Michelle had been effectively impressed.
She was likewise impressed with her loner uncle having settled so deeply, roots dug down into the soil of a place, with an old lady, a real house, and a child on the way. So she felt guilty, yes, for pulling him away from all of that for her own personal reasons.
“Em and that farm don’t need me around all the time,” he said with a snort. “I’m just there for when she gets lonesome.”
“Quite the romantic, aren’t you?”
“Oh, definitely.”
Michelle rolled her head, so she could see the landscape again. Melancholy touched her again, a fisting in her stomach that made her feel hollow.
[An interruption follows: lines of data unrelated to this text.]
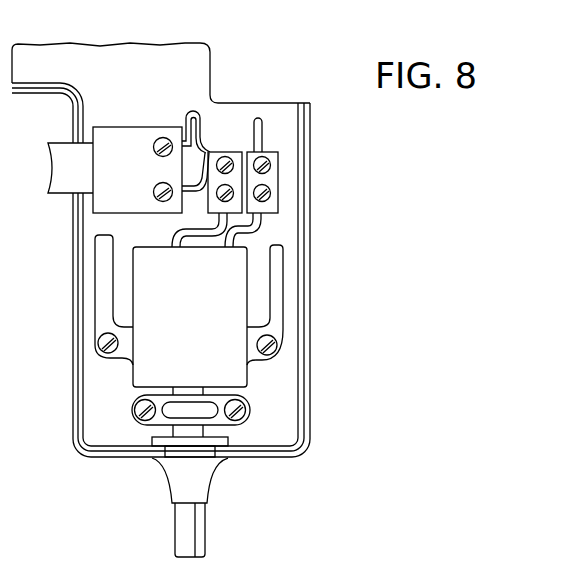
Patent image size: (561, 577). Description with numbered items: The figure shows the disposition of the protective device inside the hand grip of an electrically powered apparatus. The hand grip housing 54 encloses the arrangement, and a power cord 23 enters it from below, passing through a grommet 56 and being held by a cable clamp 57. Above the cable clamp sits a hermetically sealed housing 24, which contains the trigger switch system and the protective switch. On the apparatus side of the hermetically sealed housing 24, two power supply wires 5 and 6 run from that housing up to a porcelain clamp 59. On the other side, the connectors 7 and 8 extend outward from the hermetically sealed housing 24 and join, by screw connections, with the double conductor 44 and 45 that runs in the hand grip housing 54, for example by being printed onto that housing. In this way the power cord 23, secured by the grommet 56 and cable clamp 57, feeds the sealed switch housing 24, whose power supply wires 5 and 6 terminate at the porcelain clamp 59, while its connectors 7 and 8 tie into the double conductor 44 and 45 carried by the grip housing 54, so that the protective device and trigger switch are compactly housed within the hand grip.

The hand grip housing 54 is at (288, 127).
The porcelain clamp 59 is at (272, 177).
The power supply wire 5 is at (262, 224).
The power supply wire 6 is at (265, 237).
The hermetically sealed housing 24 is at (232, 272).
The double conductor 44 is at (100, 250).
The double conductor 45 is at (283, 290).
The connector 7 is at (264, 334).
The connector 8 is at (100, 358).
The cable clamp 57 is at (200, 412).
The grommet 56 is at (223, 441).
The power cord 23 is at (185, 533).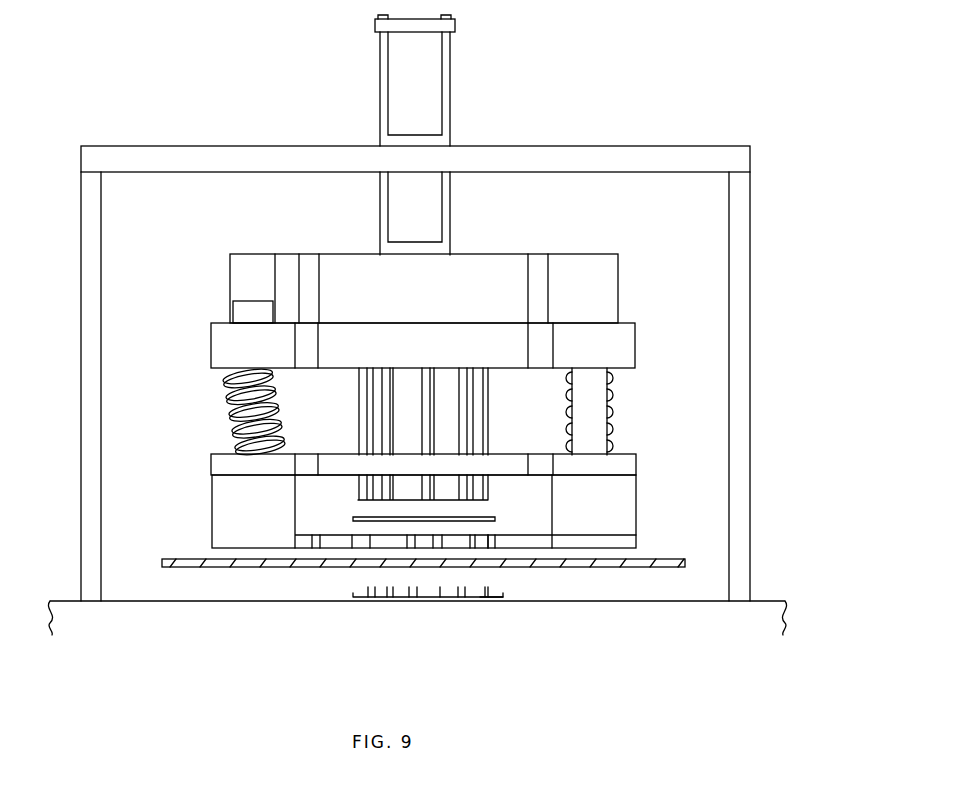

As if he could sense the disquiet in her, Walsh said, “Fox is here, you know. You like him, don’t you?”
She smiled, faintly, and her ghostly reflection in the window smiled back. “He’s not Tommy. Or even Albie. Or even you.”
“No,” he agreed.
“But he’s blood. And that’s something.”
~*~
Candy
He couldn’t remember the last time he’d gone out in one of the flatbeds. He’d been holed up in his office for months, trying to sort the financial situation. This was a much-needed respite, he decided, as wind funneled in through the open windows and battered his hair flat to his head.
He rode shotgun, Jinx driving, Pup’s scrawny self between them, a wrecked truck up on the lift.
If Skynyrd would come on the radio, it would be the perfect afternoon.